La misión cotidiana y el testimonio auténtico
La misión inicia, ante todo, con las personas cercanas que forman parte de nuestra vida diaria, (la familia). Para ello, es esencial mantener una actitud de escucha y buscar la comunión con los demás. La autenticidad de nuestro testimonio se pone a prueba precisamente ante quienes nos conocen íntimamente, quienes ven nuestras impaciencias, resentimientos, celos y defectos, es decir, todas nuestras limitaciones humanas.
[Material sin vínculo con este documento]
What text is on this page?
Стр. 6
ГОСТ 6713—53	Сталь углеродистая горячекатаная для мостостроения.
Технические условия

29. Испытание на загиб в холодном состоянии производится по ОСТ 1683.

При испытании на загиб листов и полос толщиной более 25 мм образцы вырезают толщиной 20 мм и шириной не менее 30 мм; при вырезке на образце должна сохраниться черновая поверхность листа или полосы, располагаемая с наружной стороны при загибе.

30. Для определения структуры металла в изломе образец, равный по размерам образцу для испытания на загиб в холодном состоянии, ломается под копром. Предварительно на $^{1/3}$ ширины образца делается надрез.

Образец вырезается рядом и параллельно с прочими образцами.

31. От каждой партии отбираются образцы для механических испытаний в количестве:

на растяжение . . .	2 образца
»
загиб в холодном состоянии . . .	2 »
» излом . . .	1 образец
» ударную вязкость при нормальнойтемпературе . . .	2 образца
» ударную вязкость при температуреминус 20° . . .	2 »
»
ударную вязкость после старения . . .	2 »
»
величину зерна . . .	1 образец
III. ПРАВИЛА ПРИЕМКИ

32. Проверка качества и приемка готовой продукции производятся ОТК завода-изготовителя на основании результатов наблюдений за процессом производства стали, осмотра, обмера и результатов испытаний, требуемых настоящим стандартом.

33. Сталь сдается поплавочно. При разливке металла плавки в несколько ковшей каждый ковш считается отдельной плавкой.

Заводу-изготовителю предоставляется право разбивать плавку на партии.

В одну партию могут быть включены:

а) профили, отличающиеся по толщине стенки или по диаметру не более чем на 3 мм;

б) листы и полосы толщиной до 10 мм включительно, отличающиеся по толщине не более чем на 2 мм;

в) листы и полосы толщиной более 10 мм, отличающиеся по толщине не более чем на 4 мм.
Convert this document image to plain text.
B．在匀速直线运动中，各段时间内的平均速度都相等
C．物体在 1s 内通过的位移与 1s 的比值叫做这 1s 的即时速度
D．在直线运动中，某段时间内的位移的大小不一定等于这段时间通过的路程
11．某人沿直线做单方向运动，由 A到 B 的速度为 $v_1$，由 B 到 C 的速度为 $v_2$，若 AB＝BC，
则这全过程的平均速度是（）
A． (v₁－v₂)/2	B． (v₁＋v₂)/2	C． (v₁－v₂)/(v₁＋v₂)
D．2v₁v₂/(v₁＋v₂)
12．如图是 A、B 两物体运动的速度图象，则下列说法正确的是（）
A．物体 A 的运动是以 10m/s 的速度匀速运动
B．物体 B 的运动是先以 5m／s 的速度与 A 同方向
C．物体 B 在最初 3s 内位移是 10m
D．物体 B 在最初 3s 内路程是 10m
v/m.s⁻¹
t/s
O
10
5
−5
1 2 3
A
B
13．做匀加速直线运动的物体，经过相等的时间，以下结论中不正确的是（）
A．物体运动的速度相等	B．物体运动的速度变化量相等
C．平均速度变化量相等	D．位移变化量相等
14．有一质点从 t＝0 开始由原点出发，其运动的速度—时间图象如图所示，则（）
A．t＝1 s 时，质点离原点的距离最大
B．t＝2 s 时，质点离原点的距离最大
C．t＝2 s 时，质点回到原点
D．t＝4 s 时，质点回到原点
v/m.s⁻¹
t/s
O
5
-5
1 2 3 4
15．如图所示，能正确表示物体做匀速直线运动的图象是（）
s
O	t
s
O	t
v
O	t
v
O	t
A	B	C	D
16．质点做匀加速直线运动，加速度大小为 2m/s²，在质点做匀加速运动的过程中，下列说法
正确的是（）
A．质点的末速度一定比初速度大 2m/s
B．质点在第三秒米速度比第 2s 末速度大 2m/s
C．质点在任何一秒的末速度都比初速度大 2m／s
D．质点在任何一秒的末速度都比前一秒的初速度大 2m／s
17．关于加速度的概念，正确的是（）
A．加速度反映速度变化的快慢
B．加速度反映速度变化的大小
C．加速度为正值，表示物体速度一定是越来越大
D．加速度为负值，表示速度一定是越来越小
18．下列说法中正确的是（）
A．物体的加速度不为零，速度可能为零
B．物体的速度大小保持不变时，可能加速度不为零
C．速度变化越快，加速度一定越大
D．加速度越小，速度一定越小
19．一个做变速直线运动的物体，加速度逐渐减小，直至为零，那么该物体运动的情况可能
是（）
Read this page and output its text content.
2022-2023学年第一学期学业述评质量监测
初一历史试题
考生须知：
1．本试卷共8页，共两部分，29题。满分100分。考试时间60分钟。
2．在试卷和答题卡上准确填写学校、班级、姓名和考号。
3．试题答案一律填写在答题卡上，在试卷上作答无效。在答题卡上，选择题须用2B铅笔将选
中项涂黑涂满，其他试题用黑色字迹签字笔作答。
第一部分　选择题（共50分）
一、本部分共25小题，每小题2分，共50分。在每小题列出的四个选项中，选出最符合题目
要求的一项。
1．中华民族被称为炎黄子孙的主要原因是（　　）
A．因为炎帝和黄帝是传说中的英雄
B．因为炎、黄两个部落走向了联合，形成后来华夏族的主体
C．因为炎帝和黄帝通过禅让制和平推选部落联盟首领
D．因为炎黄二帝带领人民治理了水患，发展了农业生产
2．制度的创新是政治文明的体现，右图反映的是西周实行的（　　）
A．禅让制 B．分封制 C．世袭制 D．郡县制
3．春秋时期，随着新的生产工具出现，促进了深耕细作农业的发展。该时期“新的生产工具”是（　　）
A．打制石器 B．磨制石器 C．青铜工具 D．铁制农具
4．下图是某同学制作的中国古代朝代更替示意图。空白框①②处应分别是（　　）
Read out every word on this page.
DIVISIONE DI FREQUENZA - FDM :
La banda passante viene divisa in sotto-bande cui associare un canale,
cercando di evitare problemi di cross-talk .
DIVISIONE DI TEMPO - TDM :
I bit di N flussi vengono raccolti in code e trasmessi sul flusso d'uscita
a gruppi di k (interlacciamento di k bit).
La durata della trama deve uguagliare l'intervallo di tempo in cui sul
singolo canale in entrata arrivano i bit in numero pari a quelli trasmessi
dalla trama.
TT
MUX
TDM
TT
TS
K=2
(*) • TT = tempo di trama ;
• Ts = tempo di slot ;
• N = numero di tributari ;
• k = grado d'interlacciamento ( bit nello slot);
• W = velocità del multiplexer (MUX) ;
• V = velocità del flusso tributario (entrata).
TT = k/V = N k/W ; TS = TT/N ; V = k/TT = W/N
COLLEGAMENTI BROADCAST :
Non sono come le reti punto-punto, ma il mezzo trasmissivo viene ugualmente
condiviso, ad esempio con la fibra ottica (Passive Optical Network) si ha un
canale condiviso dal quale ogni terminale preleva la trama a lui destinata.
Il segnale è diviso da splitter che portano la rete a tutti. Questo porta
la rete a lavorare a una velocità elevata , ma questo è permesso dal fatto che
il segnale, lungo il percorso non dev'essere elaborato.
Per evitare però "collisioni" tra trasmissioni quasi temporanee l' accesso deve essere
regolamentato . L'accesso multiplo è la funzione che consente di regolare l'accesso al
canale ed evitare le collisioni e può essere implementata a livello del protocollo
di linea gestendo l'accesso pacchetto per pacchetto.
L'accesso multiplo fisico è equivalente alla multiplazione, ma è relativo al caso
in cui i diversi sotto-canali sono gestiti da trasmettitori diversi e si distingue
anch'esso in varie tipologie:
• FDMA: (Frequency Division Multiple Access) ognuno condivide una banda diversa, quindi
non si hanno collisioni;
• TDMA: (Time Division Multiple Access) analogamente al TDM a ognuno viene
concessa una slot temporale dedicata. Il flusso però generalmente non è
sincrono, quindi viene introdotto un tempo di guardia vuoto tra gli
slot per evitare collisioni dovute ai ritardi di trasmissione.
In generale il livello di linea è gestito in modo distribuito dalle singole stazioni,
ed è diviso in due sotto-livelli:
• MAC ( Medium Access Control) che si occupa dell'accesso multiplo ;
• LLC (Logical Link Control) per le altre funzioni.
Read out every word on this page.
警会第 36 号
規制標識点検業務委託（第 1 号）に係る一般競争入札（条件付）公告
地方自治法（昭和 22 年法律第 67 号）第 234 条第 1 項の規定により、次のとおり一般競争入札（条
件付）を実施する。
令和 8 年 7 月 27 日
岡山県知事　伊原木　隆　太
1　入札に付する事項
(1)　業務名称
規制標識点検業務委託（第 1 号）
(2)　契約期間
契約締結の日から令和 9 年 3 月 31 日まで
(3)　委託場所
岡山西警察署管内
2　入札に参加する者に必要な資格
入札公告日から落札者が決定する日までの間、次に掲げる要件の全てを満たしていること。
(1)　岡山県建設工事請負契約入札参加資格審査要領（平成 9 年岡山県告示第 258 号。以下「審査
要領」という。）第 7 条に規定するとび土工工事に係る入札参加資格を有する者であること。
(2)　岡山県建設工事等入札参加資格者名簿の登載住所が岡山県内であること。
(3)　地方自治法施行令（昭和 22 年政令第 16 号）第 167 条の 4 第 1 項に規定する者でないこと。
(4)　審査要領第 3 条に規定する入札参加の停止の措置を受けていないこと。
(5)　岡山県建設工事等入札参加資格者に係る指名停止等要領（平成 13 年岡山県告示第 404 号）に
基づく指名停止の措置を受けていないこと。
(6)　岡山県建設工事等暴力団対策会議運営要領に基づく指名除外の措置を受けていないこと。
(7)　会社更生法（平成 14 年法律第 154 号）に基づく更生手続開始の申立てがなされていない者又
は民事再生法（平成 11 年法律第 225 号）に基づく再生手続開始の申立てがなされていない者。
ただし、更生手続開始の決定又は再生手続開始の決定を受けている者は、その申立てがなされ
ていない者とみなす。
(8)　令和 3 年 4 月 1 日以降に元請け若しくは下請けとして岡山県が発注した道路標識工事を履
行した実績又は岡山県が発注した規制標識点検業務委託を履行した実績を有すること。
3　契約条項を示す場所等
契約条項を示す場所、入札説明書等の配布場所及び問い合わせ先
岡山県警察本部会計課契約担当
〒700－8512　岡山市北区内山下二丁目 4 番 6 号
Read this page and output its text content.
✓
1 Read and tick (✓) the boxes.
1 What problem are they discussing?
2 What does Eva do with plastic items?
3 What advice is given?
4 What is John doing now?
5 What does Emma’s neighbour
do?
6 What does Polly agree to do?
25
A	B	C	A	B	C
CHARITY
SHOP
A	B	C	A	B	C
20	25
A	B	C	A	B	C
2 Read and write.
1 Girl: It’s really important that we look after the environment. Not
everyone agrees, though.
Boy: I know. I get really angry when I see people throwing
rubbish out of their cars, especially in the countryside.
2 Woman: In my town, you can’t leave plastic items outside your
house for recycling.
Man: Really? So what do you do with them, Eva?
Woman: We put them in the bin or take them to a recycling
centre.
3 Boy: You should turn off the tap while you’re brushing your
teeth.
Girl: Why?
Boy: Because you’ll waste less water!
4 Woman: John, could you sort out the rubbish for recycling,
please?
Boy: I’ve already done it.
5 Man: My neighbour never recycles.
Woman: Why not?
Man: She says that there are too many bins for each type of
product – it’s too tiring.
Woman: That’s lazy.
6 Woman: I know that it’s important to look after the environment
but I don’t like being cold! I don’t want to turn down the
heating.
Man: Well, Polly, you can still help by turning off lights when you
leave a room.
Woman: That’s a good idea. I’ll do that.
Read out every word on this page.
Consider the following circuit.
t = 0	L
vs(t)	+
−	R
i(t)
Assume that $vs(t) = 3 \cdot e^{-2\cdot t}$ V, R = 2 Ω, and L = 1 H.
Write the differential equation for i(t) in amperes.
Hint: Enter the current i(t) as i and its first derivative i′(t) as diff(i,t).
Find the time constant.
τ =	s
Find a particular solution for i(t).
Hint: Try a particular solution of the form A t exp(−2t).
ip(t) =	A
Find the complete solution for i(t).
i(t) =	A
La familia como pilar fundamental en la sociedad y la Iglesia
La familia es reconocida como un pilar esencial tanto para la sociedad como para la Iglesia. Su misión principal consiste en ser un espacio donde el amor incondicional y el crecimiento humano y espiritual se desarrollan de manera continua. Este ambiente familiar no solo nutre el corazón y la fe de sus miembros, sino que también los prepara para enfrentar los desafíos del mundo actual con compromiso y trascendencia.
En este sentido, la familia se convierte en una escuela de vida en la que cada persona puede experimentar la acogida, el acompañamiento y el fortalecimiento de valores que les permiten vivir de manera íntegra y comprometida. Al ser testigos y transmisores de este amor y crecimiento, los integrantes de la familia contribuyen activamente a la construcción de una sociedad más justa y una Iglesia más viva, capaz de responder a las necesidades contemporáneas con esperanza y responsabilidad.
El apostolado en familia según el padre Caffarel
El padre Caffarel ofrece valiosas pistas para el apostolado familiar. Señala que hay actividades apostólicas que los esposos pueden emprender y continuar juntos, como la formación de novios, la acogida de catecúmenos, el apoyo a matrimonios jóvenes y el socorro a matrimonios en crisis. Sobre todo, destaca la importancia de proclamar las grandezas y exigencias del matrimonio cristiano.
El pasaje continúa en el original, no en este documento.